Schwäbische Zeitung (Alb-Donau)
Wissenschaft für alle verständlich
Bei Science-Slam-Wettbewerben sollen Forscher ihre Projekte erklären – einfach und lustig
FRANKFURT (epd) - Akribisch hat Helge Bezold die Playmobilfiguren auf seinem Schreibtisch aufgebaut. Das sollen Ester, Mordechai und Haman aus dem Esterbuch sein – eine alttestamentliche Erzählung, die als blutig bekannt ist. Die Fotos seiner spielerischen Inszenierung hat der junge Theologe von der Universität Basel beim „Theologie Science Slam“in der Evangelischen Akademie Frankfurt präsentiert. Er wollte dem Publikum zeigen, dass sich die Juden in der Geschichte lediglich gegen ihre Feinde verteidigt haben.
Bei Science Slams (deutsch: Wissenschaftswettstreit) stellen Wissenschaftler ihre Forschung in kurzen, oft witzigen Vorträgen dar. Maximal zehn Minuten gehört ihnen dann die Bühne. Die Zuschauer entscheiden am Ende, wer gewinnt, zum Beispiel durch Applaus oder mit Schildern. In Leipzig finden heute die diesjährigen deutschen Meisterschaften statt.
Wie beim Poetry Slam
Alles läuft ähnlich wie beim Poetry Slam, bei dem die Teilnehmer selbstverfasste Texte innerhalb einer bestimmten Zeit vortragen. Mit dem Thema Religion befassen sich „Preacher Slams“, etwa in Köln, Hamburg und Esslingen. Hier trifft Glaube auf Poesie. Bei Science Slams geht es um Wissenschaft.
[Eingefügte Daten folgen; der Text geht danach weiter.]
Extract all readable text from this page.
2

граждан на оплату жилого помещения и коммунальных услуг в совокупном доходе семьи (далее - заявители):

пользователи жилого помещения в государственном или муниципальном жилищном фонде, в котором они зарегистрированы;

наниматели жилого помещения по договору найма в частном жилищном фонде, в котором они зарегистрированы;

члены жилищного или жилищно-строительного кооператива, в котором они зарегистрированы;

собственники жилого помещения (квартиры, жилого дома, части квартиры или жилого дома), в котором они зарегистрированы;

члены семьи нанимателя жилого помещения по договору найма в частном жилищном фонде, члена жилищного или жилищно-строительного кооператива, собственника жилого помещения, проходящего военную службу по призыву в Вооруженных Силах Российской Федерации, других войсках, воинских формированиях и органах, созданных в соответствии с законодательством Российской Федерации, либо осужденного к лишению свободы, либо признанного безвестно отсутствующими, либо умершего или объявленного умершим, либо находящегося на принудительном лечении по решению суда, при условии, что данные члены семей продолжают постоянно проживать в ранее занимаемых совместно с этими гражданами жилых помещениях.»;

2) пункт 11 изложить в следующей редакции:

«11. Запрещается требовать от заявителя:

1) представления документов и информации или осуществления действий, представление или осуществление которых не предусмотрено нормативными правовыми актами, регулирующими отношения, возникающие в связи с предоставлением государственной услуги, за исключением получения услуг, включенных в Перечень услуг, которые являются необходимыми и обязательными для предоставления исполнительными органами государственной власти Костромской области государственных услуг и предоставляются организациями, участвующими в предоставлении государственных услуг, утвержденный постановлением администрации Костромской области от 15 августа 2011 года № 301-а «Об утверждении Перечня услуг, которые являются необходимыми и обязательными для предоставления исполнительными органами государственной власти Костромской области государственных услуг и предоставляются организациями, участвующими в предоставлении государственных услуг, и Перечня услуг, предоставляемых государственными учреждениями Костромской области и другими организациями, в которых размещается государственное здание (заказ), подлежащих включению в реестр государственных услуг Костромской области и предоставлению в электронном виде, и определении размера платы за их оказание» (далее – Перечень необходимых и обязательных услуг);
Während die Idee des Poetry Slam vor 25 Jahren aus den USA nach Deutschland kam, ist der Science Slam ein deutsches Original. Der Einfall kam Alexander Dreppec aus Darmstadt im Jahr 2006 – beim Umsteigen in der Bahnhofshalle, wie er lachend erzählt. Damals habe er sich allerdings ganz schön geärgert. Denn nur wenige Wochen zuvor hatte der Psychologe seine Doktorarbeit abgegeben, zu genau der Fragestellung: „Wie lässt sich Wissenschaft verständlich vermitteln?“Da hätte der Einfall eines Science-SlamFormats gut reingepasst.
Nach seinem ersten Science Slam in der ehemaligen Darmstädter Stoeferle-Halle kam 2008 eine Anfrage vom Haus der Wissenschaft in Braunschweig, erinnert sich der 51Jährige. Seitdem finden deutschlandweit und in vielen Ländern der Welt fast täglich Science-Slam-Events statt. Der Anfang allerdings war ganz schön holprig, wie Erfinder Dreppec erzählt: Es sei schwer gewesen, Slammer zu finden. Der Berufsschullehrer musste Bekannte zusammentrommeln.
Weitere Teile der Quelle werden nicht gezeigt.